Pour répondre à la question « Comment je vois le futur de l’industrie du divertissement ? », je préfère diviser le futur en deux étapes : le futur immédiat et le futur à long terme. Les prochains mois seront très difficiles pour notre industrie, qui rassemble parfois des dizaines de personnes, parfois des dizaines de milliers. Le premier ministre François Legault parle de plusieurs mois de distanciation sociale. Les événements à grand déploiement seront donc impossibles durant cette période. Pour la majorité des entreprises de l’industrie, cela se traduira par un avenir des plus obscurs si rien n’est fait, sans aide du gouvernement. Devrions-nous virtualiser les événements ? Pourquoi pas ?
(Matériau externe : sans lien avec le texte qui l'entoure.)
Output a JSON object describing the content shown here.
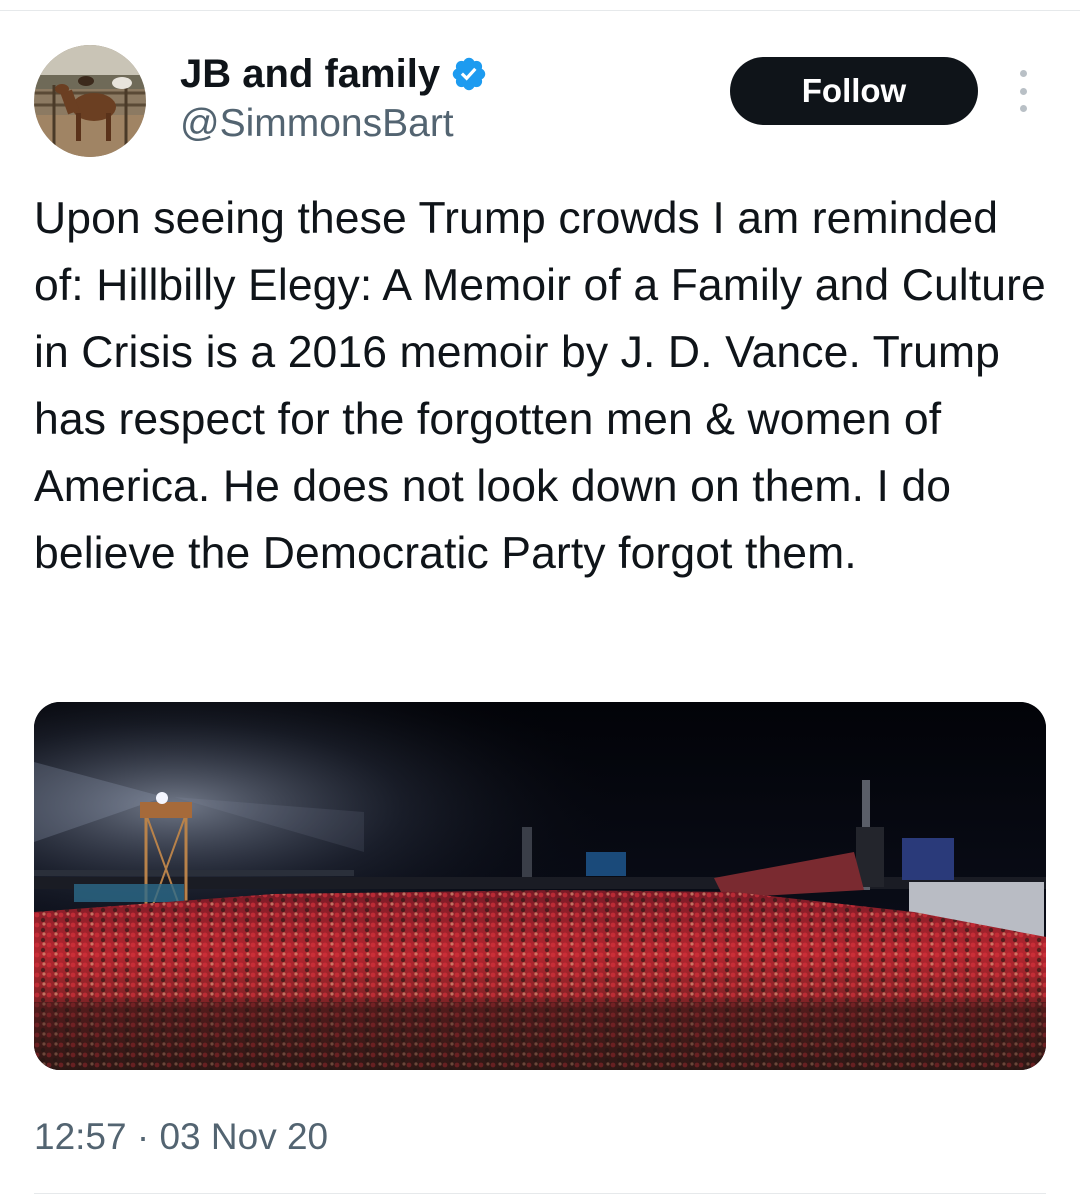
{
  "tweet": {
    "author": {
      "display_name": "JB and family",
      "handle": "@SimmonsBart",
      "verified_icon": "verified-badge-icon",
      "avatar_icon": "avatar-horses-corral"
    },
    "follow_label": "Follow",
    "more_icon": "more-vertical-icon",
    "text": "Upon seeing these Trump crowds I am reminded of: Hillbilly Elegy: A Memoir of a Family and Culture in Crisis is a 2016 memoir by J. D. Vance. Trump has respect for the forgotten men & women of America. He does not look down on them. I do believe the Democratic Party forgot them.",
    "timestamp": "12:57 · 03 Nov 20"
  },
  "colors": {
    "text_primary": "#0f1419",
    "text_secondary": "#536471",
    "verified_blue": "#1d9bf0",
    "follow_bg": "#0f1419",
    "follow_text": "#ffffff",
    "crowd_red": "#c8283a"
  }
}
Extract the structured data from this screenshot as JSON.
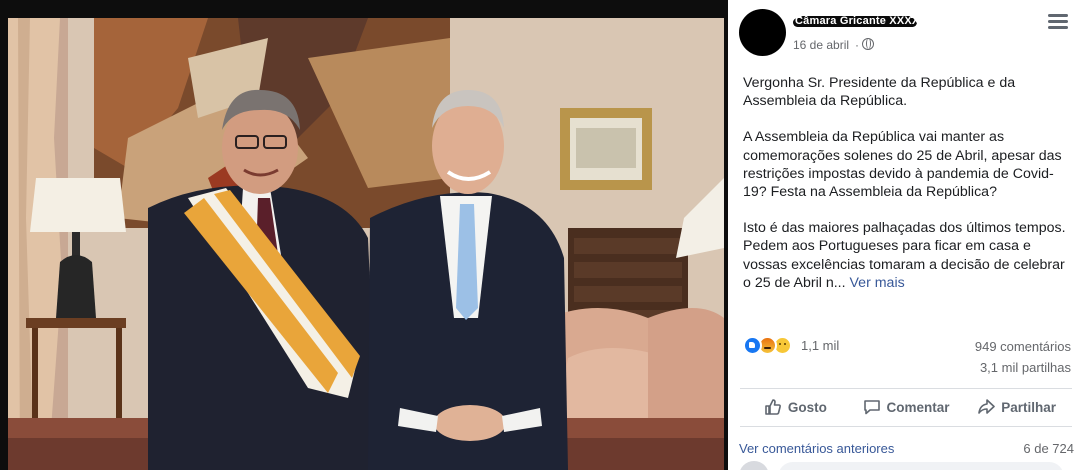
{
  "post": {
    "poster_name": "Câmara Gricante XXXX",
    "date": "16 de abril",
    "date_separator": "·",
    "paragraphs": [
      "Vergonha Sr. Presidente da República e da Assembleia da República.",
      "A Assembleia da República vai manter as comemorações solenes do 25 de Abril, apesar das restrições impostas devido à pandemia de Covid-19? Festa na Assembleia da República?"
    ],
    "last_paragraph": "Isto é das maiores palhaçadas dos últimos tempos. Pedem aos Portugueses para ficar em casa e vossas excelências tomaram a decisão de celebrar o 25 de Abril n...",
    "see_more": "Ver mais"
  },
  "stats": {
    "reaction_icons": [
      "like-icon",
      "angry-icon",
      "sad-icon"
    ],
    "reactions": "1,1 mil",
    "comments": "949 comentários",
    "shares": "3,1 mil partilhas"
  },
  "actions": {
    "like": "Gosto",
    "comment": "Comentar",
    "share": "Partilhar"
  },
  "comments": {
    "view_previous": "Ver comentários anteriores",
    "pager": "6 de 724"
  },
  "colors": {
    "link": "#385898",
    "secondary_text": "#65676b",
    "like_blue": "#1877f2",
    "divider": "#dadde1"
  }
}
Par contre, le désir de nous rassembler pour des événements, de socialiser avec d’autres personnes est inscrit dans notre ADN. La virtualisation des événements pourrait aider durant quelques mois, mais ce n’est pas viable à long terme. De plus, cette réinvention nécessite une aide financière massive des gouvernements, aide qui pour l’instant est inexistante. Être entourés de gens qui leur ressemblent est vital pour un grand nombre de personnes. C’est ce besoin que comble notre industrie, en plus de contribuer à l’économie.

Tout n’est pas noir cependant pour l’avenir à long terme de notre industrie. Virtualisation des événements à court terme et aide gouvernementale pour préparer le long terme donneraient de l’espoir aux entrepreneurs et à nos milliers d’employés partout au Québec. Baser l’évaluation des entreprises pour la subvention de 75 % sur une année plutôt que sur un mois serait déjà un grand pas. Je vois un avenir prometteur pour notre industrie. Passons cette turbulence tous et toutes ensemble et je vous promets que le monde entier verra de quoi le Québec est capable.